In deze zaak gaat het om een hoger beroep van twee appellanten tegen de rechtspersoon Louisiana Holdings Inc. over gebruiksbeperkingen van onroerend goed in Pelican Key, Sint Maarten. De appellanten, die sinds 2008 eigenaar zijn van een perceel dat grenst aan het perceel van Louisiana, hebben bouwwerkzaamheden uitgevoerd die volgens Louisiana in strijd zijn met de gebruiksbeperkingen die zijn vastgelegd in de akte van levering. Louisiana heeft in eerste aanleg gevorderd dat de appellanten hun bouwwerkzaamheden staken en de overtredingen ongedaan maken. Het Hof heeft in een eerdere uitspraak op 8 november 2013 een comparitie gelast en de zaak verder onderzocht.

Tijdens de procedure heeft het Hof vastgesteld dat de appellanten de gebruiksbeperkingen, zoals vastgelegd in artikel 10 sub b en k, hebben geschonden. Deze bepalingen vereisen onder andere dat er een minimale afstand van vijftien voet tot de erfgrens moet worden aangehouden en dat er niet meer dan twee verdiepingen mogen worden gebouwd zonder toestemming.

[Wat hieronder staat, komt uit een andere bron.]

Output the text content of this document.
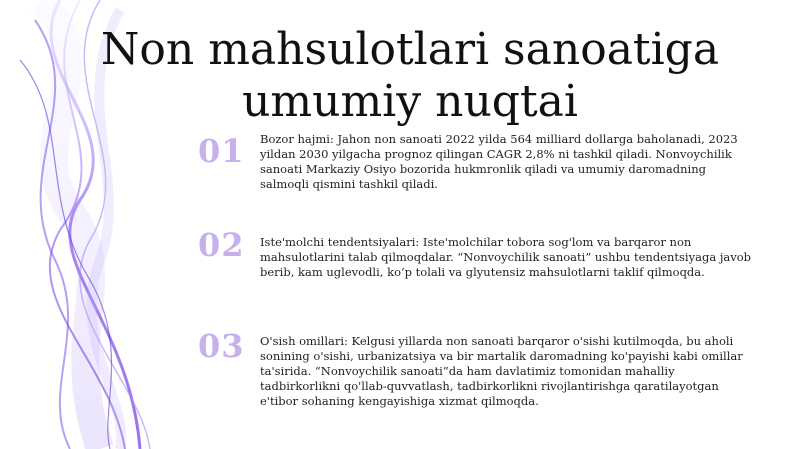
Non mahsulotlari sanoatiga umumiy nuqtai
01 Bozor hajmi: Jahon non sanoati 2022 yilda 564 milliard dollarga baholanadi, 2023 yildan 2030 yilgacha prognoz qilingan CAGR 2,8% ni tashkil qiladi. Nonvoychilik sanoati Markaziy Osiyo bozorida hukmronlik qiladi va umumiy daromadning salmoqli qismini tashkil qiladi.
02 Iste'molchi tendentsiyalari: Iste'molchilar tobora sog'lom va barqaror non mahsulotlarini talab qilmoqdalar. “Nonvoychilik sanoati” ushbu tendentsiyaga javob berib, kam uglevodli, ko‘p tolali va glyutensiz mahsulotlarni taklif qilmoqda.
03 O'sish omillari: Kelgusi yillarda non sanoati barqaror o'sishi kutilmoqda, bu aholi sonining o'sishi, urbanizatsiya va bir martalik daromadning ko'payishi kabi omillar ta'sirida. “Nonvoychilik sanoati”da ham davlatimiz tomonidan mahalliy tadbirkorlikni qo'llab-quvvatlash, tadbirkorlikni rivojlantirishga qaratilayotgan e'tibor sohaning kengayishiga xizmat qilmoqda.
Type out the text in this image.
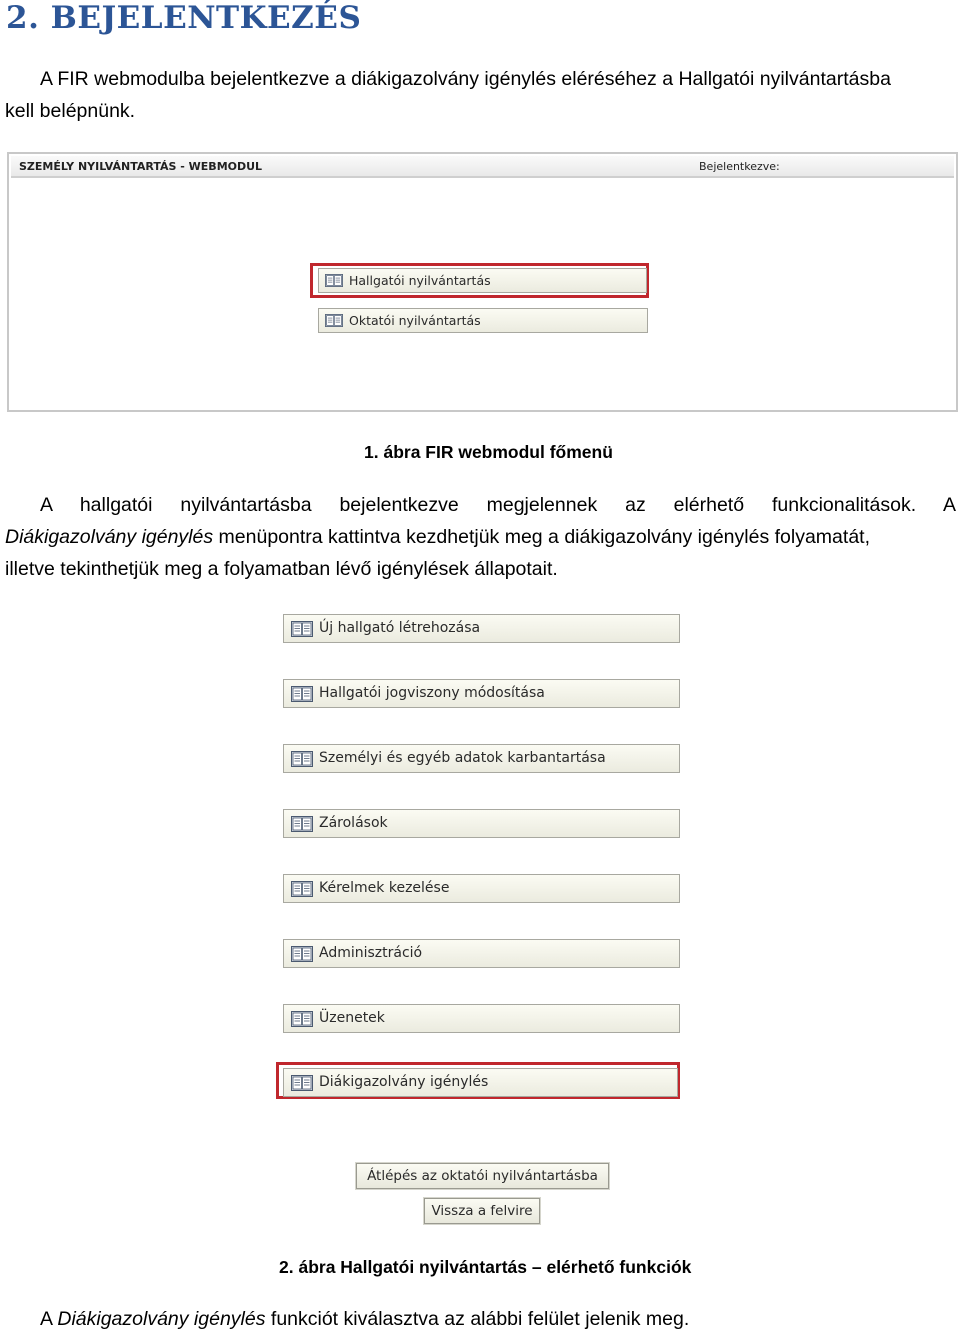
2. BEJELENTKEZÉS
A FIR webmodulba bejelentkezve a diákigazolvány igénylés eléréséhez a Hallgatói nyilvántartásba
kell belépnünk.
SZEMÉLY NYILVÁNTARTÁS - WEBMODUL	Bejelentkezve:
Hallgatói nyilvántartás
Oktatói nyilvántartás
1. ábra FIR webmodul főmenü
A hallgatói nyilvántartásba bejelentkezve megjelennek az elérhető funkcionalitások. A
Diákigazolvány igénylés menüpontra kattintva kezdhetjük meg a diákigazolvány igénylés folyamatát,
illetve tekinthetjük meg a folyamatban lévő igénylések állapotait.
Új hallgató létrehozása
Hallgatói jogviszony módosítása
Személyi és egyéb adatok karbantartása
Zárolások
Kérelmek kezelése
Adminisztráció
Üzenetek
Diákigazolvány igénylés
Átlépés az oktatói nyilvántartásba
Vissza a felvire
2. ábra Hallgatói nyilvántartás – elérhető funkciók
A Diákigazolvány igénylés funkciót kiválasztva az alábbi felület jelenik meg.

Het Hof heeft geconstateerd dat de appellanten dichter bij de erfgrens hebben gebouwd dan toegestaan en dat de hoogte van hun gebouw de toegestane limieten overschrijdt.

Het Hof heeft de appellanten de gelegenheid gegeven om te reageren op de bevindingen en heeft iedere verdere beslissing aangehouden. De zaak is verwezen naar de rol om de appellanten in de gelegenheid te stellen zich uit te laten over de voorgestelde aanpassingen aan het gebouw. De uitspraak benadrukt het belang van naleving van gebruiksbeperkingen en de rechten van andere rechthebbenden in het gebied.

Uitspraak

Registratienummer: AR 2/11 - ghis 62103 - H 144/13
Uitspraak: 28 maart 2014
GEMEENSCHAPPELIJK HOF VAN JUSTITIE
van Aruba, Curaçao, Sint Maarten en
van Bonaire, Sint Eustatius en Saba
V O N N I S
in de zaak van:
1. appellant sub 1]
,
2. [ appellant sub 2]
,
beiden wonende in Sint Maarten,
oorspronkelijk gedaagden,
thans appellanten,
gemachtigde: mr. C.H.J. Merx,
tegen
de rechtspersoon naar vreemd recht
LOUISIANA HOLDINGS INC.,
gevestigd op Tortola, Britse Maagdeneilanden,
oorspronkelijk eiseres,
thans geïntimeerde,
gemachtigde: mr. L.G.J. Bergman.
De partijen worden hierna [appellanten] en Louisiana genoemd.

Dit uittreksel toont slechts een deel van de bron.